When another panelist spoke about how all her participants want is to have a friend, be invited out for a walk even for 10 minutes or be invited to a Shabbos meal, I must have rolled my eyes out loud. Seriously? That is what this “expert” thinks? She is wrong!


Her participants want what everyone wants: to have a job, to give back to the community, to live a rich meaningful life, to be seen, heard and to be included just like everyone else!

One of the panelists, a parent of a child with a disability, listed things not to say to parents of a disabled child. Where is the list of things not to say to a disabled person and where is that disabled person to give the list?


A better question might be (and this must be addressed to a disabled person who is qualified to answer it) what are the best ways to make a disabled person feel included and welcome?

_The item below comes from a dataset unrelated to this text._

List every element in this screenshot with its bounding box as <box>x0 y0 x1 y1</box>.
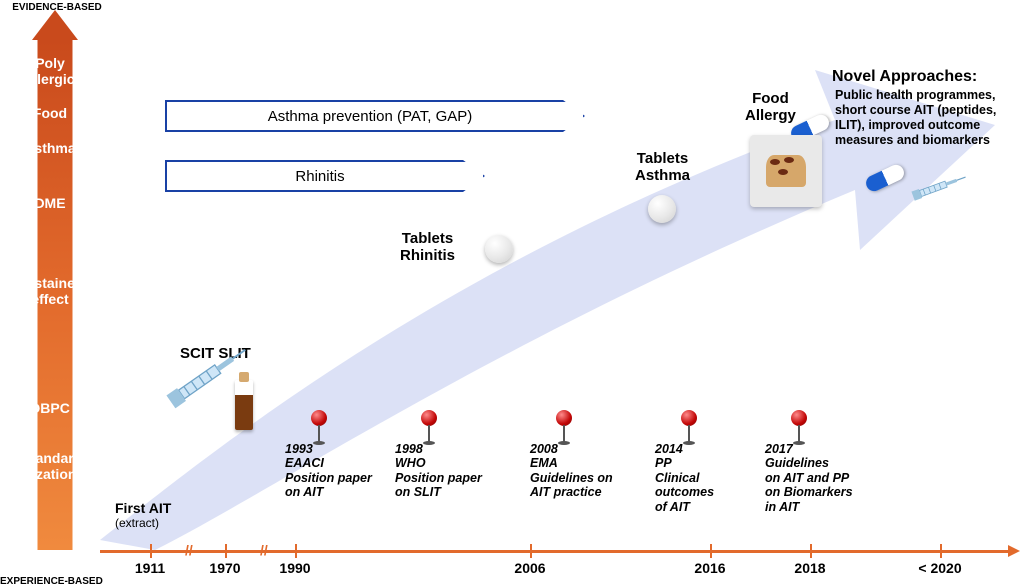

How do you find out about his or her needs, ideas, and opinions?


Every year, I speak to a high school sophomore English class that is learning to conduct interviews and research about disabilities and the individuals who have them. I share my story. I tell them that my blindness isn’t my greatest challenge; it is the lack of accessibility—both physical and attitudinal-- and it is peoples’ assumptions and attitudes about people who are disabled. These fifteen-year-olds were nervous about saying the wrong thing and appearing insensitive when they talked to a disabled person. I told them to ask the person how he or she wants to be addressed and to talk with them in the same respectful way they would act to any stranger. The kids were given to read a list of books , written by people with disabilities and they were paired up with people who had agreed to share their stories. This

is creating true disability awareness.


If organizations and programs really want to be inclusive, people with disabilities need to be invited to participate in all planning conversations, and not just during disability awareness month. I’ve said it a hundred times: I look forward to the day that disability is considered a natural part of the human experience. There must be an expectation that disabled people with all kinds of disabilities will be participating, applying for jobs, able to access a building or a web site, or listen to a speaker. Our participation should be natural and organic. Barriers will be removed for those who are blind, deaf, mobility-impaired, or intellectually-impaired.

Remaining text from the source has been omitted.